Les données contenues dans le SID sont regroupées dans six catégories (marchandises, moyens de transport, entreprises…). Une septième relative aux retenues, saisies ou confiscations serait ajoutée. Pour chaque catégorie, la convention limite les données à caractère personnel qui peuvent être insérées dans le système. Les données ne peuvent être intégrées dans le SID que si, principalement sur la base d’activités illégales antérieures, des indices concrets ou de bonnes raisons portent à croire que la personne en question a commis, est en train de commettre ou commettra des violations graves des lois nationales.
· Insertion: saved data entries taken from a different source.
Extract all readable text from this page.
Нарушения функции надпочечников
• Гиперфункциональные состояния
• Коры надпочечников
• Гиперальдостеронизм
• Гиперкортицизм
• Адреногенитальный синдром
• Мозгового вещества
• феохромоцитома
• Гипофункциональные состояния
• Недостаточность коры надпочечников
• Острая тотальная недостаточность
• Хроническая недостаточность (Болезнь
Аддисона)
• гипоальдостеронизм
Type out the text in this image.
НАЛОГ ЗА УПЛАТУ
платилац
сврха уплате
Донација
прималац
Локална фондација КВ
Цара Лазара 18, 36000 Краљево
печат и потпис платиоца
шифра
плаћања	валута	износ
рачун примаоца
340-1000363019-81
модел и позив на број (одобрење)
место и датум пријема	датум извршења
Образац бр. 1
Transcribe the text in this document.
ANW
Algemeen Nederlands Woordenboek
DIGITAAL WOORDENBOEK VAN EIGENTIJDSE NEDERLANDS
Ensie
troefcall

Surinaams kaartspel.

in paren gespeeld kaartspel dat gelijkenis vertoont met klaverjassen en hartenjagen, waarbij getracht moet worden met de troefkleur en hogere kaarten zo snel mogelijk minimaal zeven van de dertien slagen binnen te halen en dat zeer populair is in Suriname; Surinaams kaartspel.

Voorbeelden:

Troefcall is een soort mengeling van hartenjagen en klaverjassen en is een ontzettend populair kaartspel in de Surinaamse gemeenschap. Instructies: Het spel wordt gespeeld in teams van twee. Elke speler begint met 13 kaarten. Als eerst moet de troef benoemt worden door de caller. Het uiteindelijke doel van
Les informations à caractère personnel se limitent aux suivantes: les nom, nom de jeune fille, prénom et nom d'emprunt, les date et lieu de naissance, la nationalité, le sexe, tous les signes particuliers effectifs et permanents, le motif d'introduction des données, l'action suggérée, le code d'alerte avertissant que la personne a déjà porté une arme, fait usage de violence ou échappé aux autorités et le numéro d’immatriculation du véhicule. Il est proposé d’ajouter, en conformité avec le règlement régissant le premier pilier, les noms de famille antérieurs, le numéro, le lieu et la date d’émission des documents d’identité et l’adresse.

L'accès direct aux données du système d'information des douanes est réservé exclusivement aux autorités nationales désignées par chaque Etat membre. Ces autorités nationales sont des administrations douanières mais peuvent inclure aussi d'autres autorités habilitées.
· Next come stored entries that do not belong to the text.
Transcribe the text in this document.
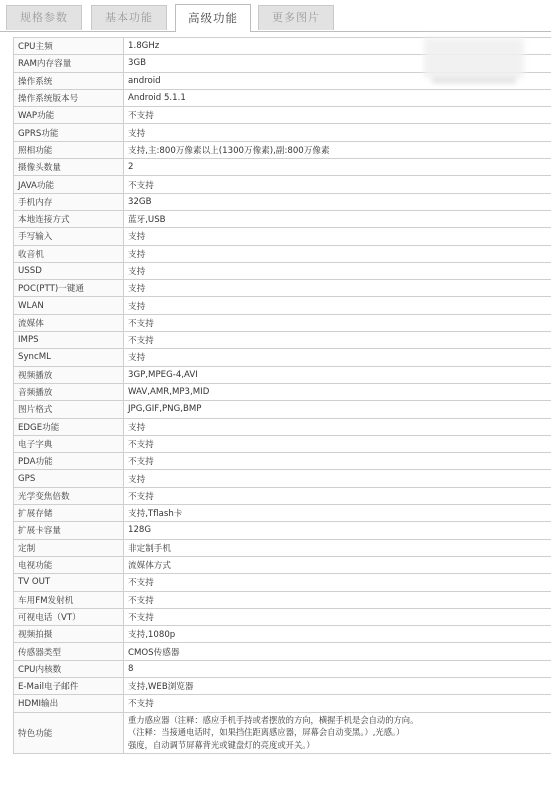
规格参数	基本功能	高级功能	更多图片
CPU主频	1.8GHz
RAM内存容量	3GB
操作系统	android
操作系统版本号	Android 5.1.1
WAP功能	不支持
GPRS功能	支持
照相功能	支持,主:800万像素以上(1300万像素),副:800万像素
摄像头数量	2
JAVA功能	不支持
手机内存	32GB
本地连接方式	蓝牙,USB
手写输入	支持
收音机	支持
USSD	支持
POC(PTT)一键通	支持
WLAN	支持
流媒体	不支持
IMPS	不支持
SyncML	支持
视频播放	3GP,MPEG-4,AVI
音频播放	WAV,AMR,MP3,MID
图片格式	JPG,GIF,PNG,BMP
EDGE功能	支持
电子字典	不支持
PDA功能	不支持
GPS	支持
光学变焦倍数	不支持
扩展存储	支持,Tflash卡
扩展卡容量	128G
定制	非定制手机
电视功能	流媒体方式
TV OUT	不支持
车用FM发射机	不支持
可视电话（VT）	不支持
视频拍摄	支持,1080p
传感器类型	CMOS传感器
CPU内核数	8
E-Mail电子邮件	支持,WEB浏览器
HDMI输出	不支持
特色功能	重力感应器（注释：感应手机手持或者摆放的方向，横握手机是会自动的方向。
（注释：当接通电话时，如果挡住距离感应器，屏幕会自动变黑。）,光感。）
强度，自动调节屏幕背光或键盘灯的亮度或开关。）
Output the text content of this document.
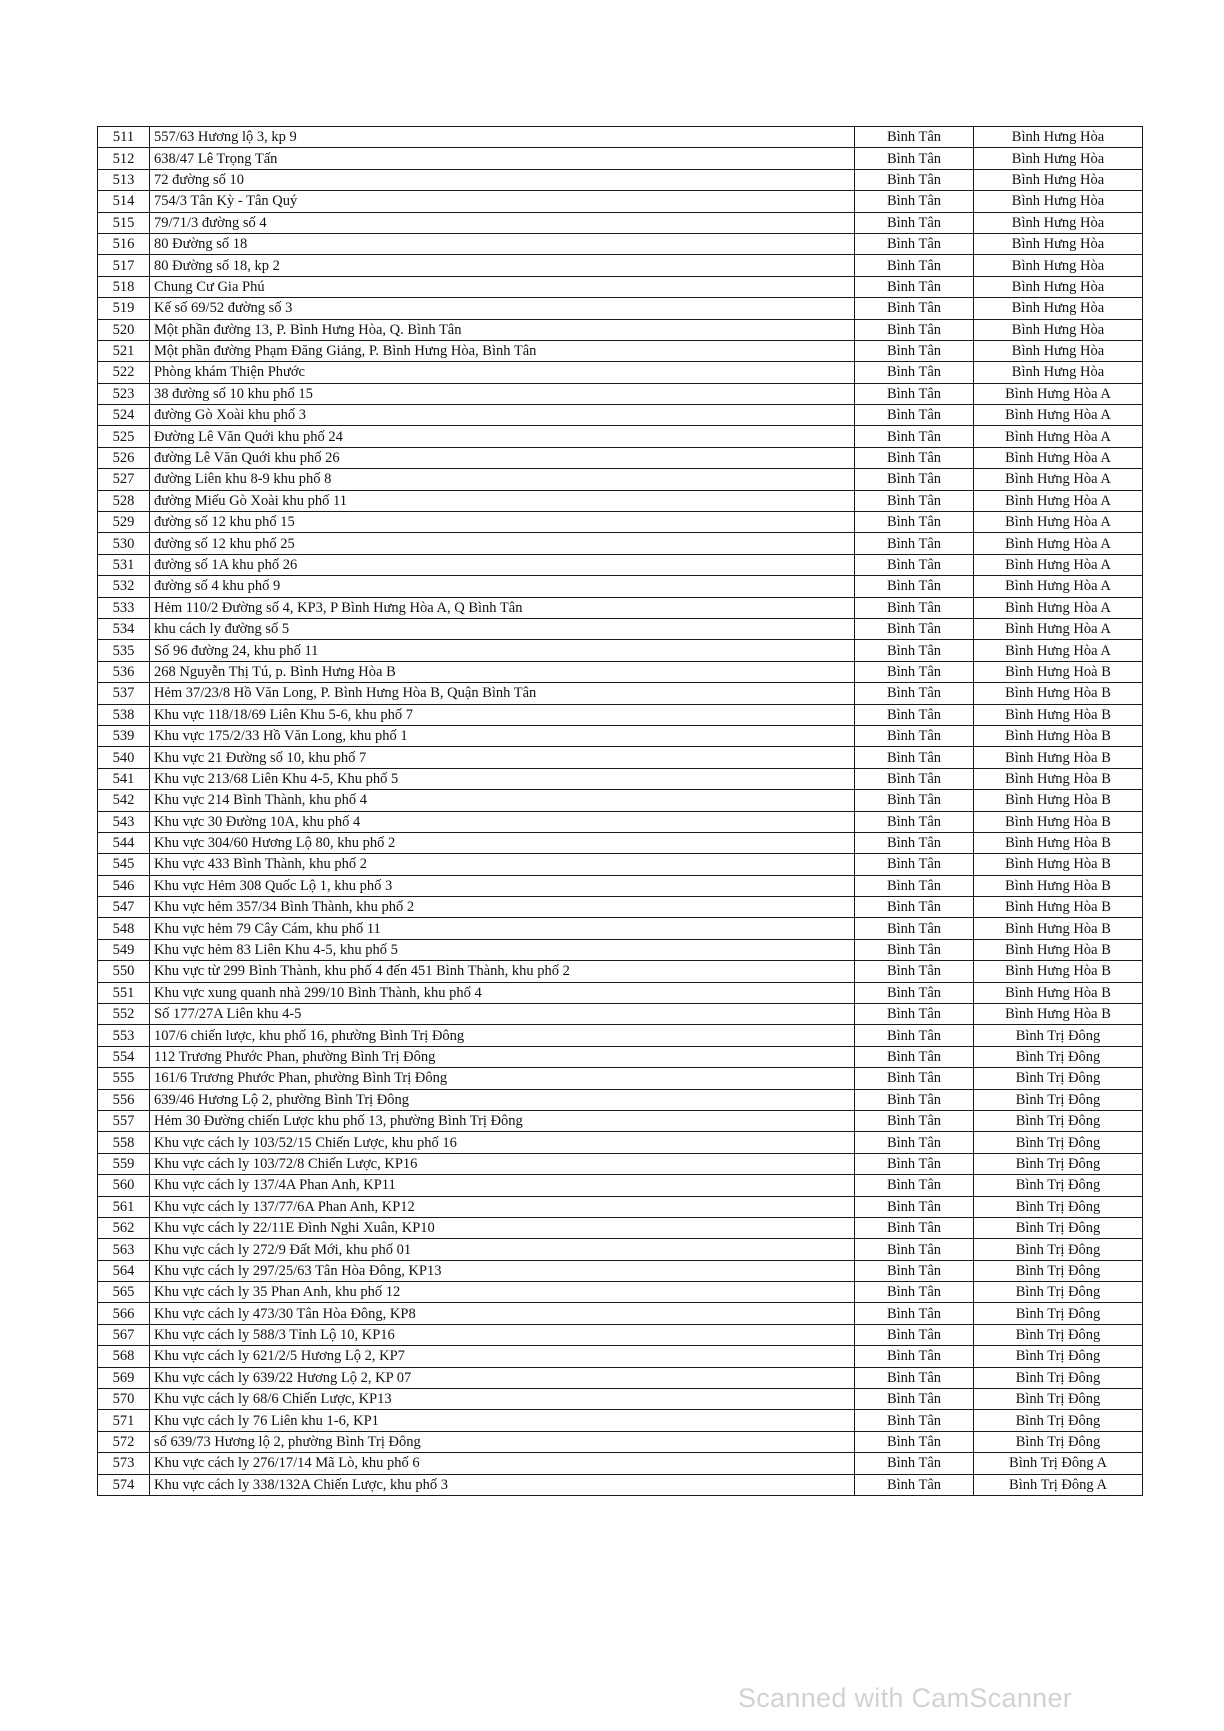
511	557/63 Hương lộ 3, kp 9	Bình Tân	Bình Hưng Hòa
512	638/47 Lê Trọng Tấn	Bình Tân	Bình Hưng Hòa
513	72 đường số 10	Bình Tân	Bình Hưng Hòa
514	754/3 Tân Kỳ - Tân Quý	Bình Tân	Bình Hưng Hòa
515	79/71/3 đường số 4	Bình Tân	Bình Hưng Hòa
516	80 Đường số 18	Bình Tân	Bình Hưng Hòa
517	80 Đường số 18, kp 2	Bình Tân	Bình Hưng Hòa
518	Chung Cư Gia Phú	Bình Tân	Bình Hưng Hòa
519	Kế số 69/52 đường số 3	Bình Tân	Bình Hưng Hòa
520	Một phần đường 13, P. Bình Hưng Hòa, Q. Bình Tân	Bình Tân	Bình Hưng Hòa
521	Một phần đường Phạm Đăng Giảng, P. Bình Hưng Hòa, Bình Tân	Bình Tân	Bình Hưng Hòa
522	Phòng khám Thiện Phước	Bình Tân	Bình Hưng Hòa
523	38 đường số 10 khu phố 15	Bình Tân	Bình Hưng Hòa A
524	đường Gò Xoài khu phố 3	Bình Tân	Bình Hưng Hòa A
525	Đường Lê Văn Quới khu phố 24	Bình Tân	Bình Hưng Hòa A
526	đường Lê Văn Quới khu phố 26	Bình Tân	Bình Hưng Hòa A
527	đường Liên khu 8-9 khu phố 8	Bình Tân	Bình Hưng Hòa A
528	đường Miếu Gò Xoài khu phố 11	Bình Tân	Bình Hưng Hòa A
529	đường số 12 khu phố 15	Bình Tân	Bình Hưng Hòa A
530	đường số 12 khu phố 25	Bình Tân	Bình Hưng Hòa A
531	đường số 1A khu phố 26	Bình Tân	Bình Hưng Hòa A
532	đường số 4 khu phố 9	Bình Tân	Bình Hưng Hòa A
533	Hẻm 110/2 Đường số 4, KP3, P Bình Hưng Hòa A, Q Bình Tân	Bình Tân	Bình Hưng Hòa A
534	khu cách ly đường số 5	Bình Tân	Bình Hưng Hòa A
535	Số 96 đường 24, khu phố 11	Bình Tân	Bình Hưng Hòa A
536	268 Nguyễn Thị Tú, p. Bình Hưng Hòa B	Bình Tân	Bình Hưng Hoà B
537	Hẻm 37/23/8 Hồ Văn Long, P. Bình Hưng Hòa B, Quận Bình Tân	Bình Tân	Bình Hưng Hòa B
538	Khu vực 118/18/69 Liên Khu 5-6, khu phố 7	Bình Tân	Bình Hưng Hòa B
539	Khu vực 175/2/33 Hồ Văn Long, khu phố 1	Bình Tân	Bình Hưng Hòa B
540	Khu vực 21 Đường số 10, khu phố 7	Bình Tân	Bình Hưng Hòa B
541	Khu vực 213/68 Liên Khu 4-5, Khu phố 5	Bình Tân	Bình Hưng Hòa B
542	Khu vực 214 Bình Thành, khu phố 4	Bình Tân	Bình Hưng Hòa B
543	Khu vực 30 Đường 10A, khu phố 4	Bình Tân	Bình Hưng Hòa B
544	Khu vực 304/60 Hương Lộ 80, khu phố 2	Bình Tân	Bình Hưng Hòa B
545	Khu vực 433 Bình Thành, khu phố 2	Bình Tân	Bình Hưng Hòa B
546	Khu vực Hẻm 308 Quốc Lộ 1, khu phố 3	Bình Tân	Bình Hưng Hòa B
547	Khu vực hẻm 357/34 Bình Thành, khu phố 2	Bình Tân	Bình Hưng Hòa B
548	Khu vực hẻm 79 Cây Cám, khu phố 11	Bình Tân	Bình Hưng Hòa B
549	Khu vực hẻm 83 Liên Khu 4-5, khu phố 5	Bình Tân	Bình Hưng Hòa B
550	Khu vực từ 299 Bình Thành, khu phố 4 đến 451 Bình Thành, khu phố 2	Bình Tân	Bình Hưng Hòa B
551	Khu vực xung quanh nhà 299/10 Bình Thành, khu phố 4	Bình Tân	Bình Hưng Hòa B
552	Số 177/27A Liên khu 4-5	Bình Tân	Bình Hưng Hòa B
553	107/6 chiến lược, khu phố 16, phường Bình Trị Đông	Bình Tân	Bình Trị Đông
554	112 Trương Phước Phan, phường Bình Trị Đông	Bình Tân	Bình Trị Đông
555	161/6 Trương Phước Phan, phường Bình Trị Đông	Bình Tân	Bình Trị Đông
556	639/46 Hương Lộ 2, phường Bình Trị Đông	Bình Tân	Bình Trị Đông
557	Hẻm 30 Đường chiến Lược khu phố 13, phường Bình Trị Đông	Bình Tân	Bình Trị Đông
558	Khu vực cách ly 103/52/15 Chiến Lược, khu phố 16	Bình Tân	Bình Trị Đông
559	Khu vực cách ly 103/72/8 Chiến Lược, KP16	Bình Tân	Bình Trị Đông
560	Khu vực cách ly 137/4A Phan Anh, KP11	Bình Tân	Bình Trị Đông
561	Khu vực cách ly 137/77/6A Phan Anh, KP12	Bình Tân	Bình Trị Đông
562	Khu vực cách ly 22/11E Đình Nghi Xuân, KP10	Bình Tân	Bình Trị Đông
563	Khu vực cách ly 272/9 Đất Mới, khu phố 01	Bình Tân	Bình Trị Đông
564	Khu vực cách ly 297/25/63 Tân Hòa Đông, KP13	Bình Tân	Bình Trị Đông
565	Khu vực cách ly 35 Phan Anh, khu phố 12	Bình Tân	Bình Trị Đông
566	Khu vực cách ly 473/30 Tân Hòa Đông, KP8	Bình Tân	Bình Trị Đông
567	Khu vực cách ly 588/3 Tỉnh Lộ 10, KP16	Bình Tân	Bình Trị Đông
568	Khu vực cách ly 621/2/5 Hương Lộ 2, KP7	Bình Tân	Bình Trị Đông
569	Khu vực cách ly 639/22 Hương Lộ 2, KP 07	Bình Tân	Bình Trị Đông
570	Khu vực cách ly 68/6 Chiến Lược, KP13	Bình Tân	Bình Trị Đông
571	Khu vực cách ly 76 Liên khu 1-6, KP1	Bình Tân	Bình Trị Đông
572	số 639/73 Hương lộ 2, phường Bình Trị Đông	Bình Tân	Bình Trị Đông
573	Khu vực cách ly 276/17/14 Mã Lò, khu phố 6	Bình Tân	Bình Trị Đông A
574	Khu vực cách ly 338/132A Chiến Lược, khu phố 3	Bình Tân	Bình Trị Đông A
Scanned with CamScanner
Seul l'Etat membre fournisseur des données a le droit de modifier, compléter, corriger ou effacer les données qu'il a introduites dans le système.

Les données introduites dans le SID ne sont conservées que le temps nécessaire pour atteindre l'objectif qui a motivé leur insertion et au maximum pendant dix ans, ce qui constitue une durée très longue. La nécessité de les conserver est examinée, au moins une fois par an, par l'Etat membre fournisseur.

Les données peuvent être transférées à des pays tiers avec l’accord du pays émetteur et sous réserve des conditions qu’il aurait imposées. Chaque Etat membre prend des mesures spéciales pour s’assurer de la sécurité des données transférées à des services situés hors de son territoire. Ces mesures sont transmises à l’autorité de contrôle commune. Le contrôleur européen à la protection des données estime que cette protection est insuffisante. Un régime d’adéquation des mesures prises aurait dû être institué à l’occasion de la révision de la convention. Le simple maintien du droit actuel est regrettable sur ce point précis.

2. L’accès aux données ouvert à Europol et Eurojust

Le projet de décision étend l’accès aux données à Europol et Eurojust. Le contrôleur européen à la protection des données avait sévèrement critiqué le fait que les arguments en faveur d’une telle extension étaient insuffisants. Un effort a été fait pour expliquer en quoi cet accès est nécessaire à Europol et Eurojust.

La lecture des données du SID permettra à Europol de faire des recoupements avec des informations dont elle dispose et de renforcer son travail d’analyse. La lecture des données du FIDE donnera à Europol la possibilité de faire des connections avec des investigations criminelles dont elle n’a pas connaissance aujourd’hui. Par ailleurs, ces accès seront importants dans le cadre de la participation d’Europol aux équipes communes d’enquête.

Pour Eurojust, la lecture des données du SID permettra, dans les activités d’assistance aux Etats en matière de conflits de compétence et de création d’équipes communes d’enquête, une accélération des travaux. Eurojust est amené à travailler régulièrement avec les douanes en matière de trafic de drogue au sein des équipes communes d’enquête. L’accès aux données du FIDE serait une source fiable et rapide pour les enquêtes en cours et faciliterait le travail d’Eurojust.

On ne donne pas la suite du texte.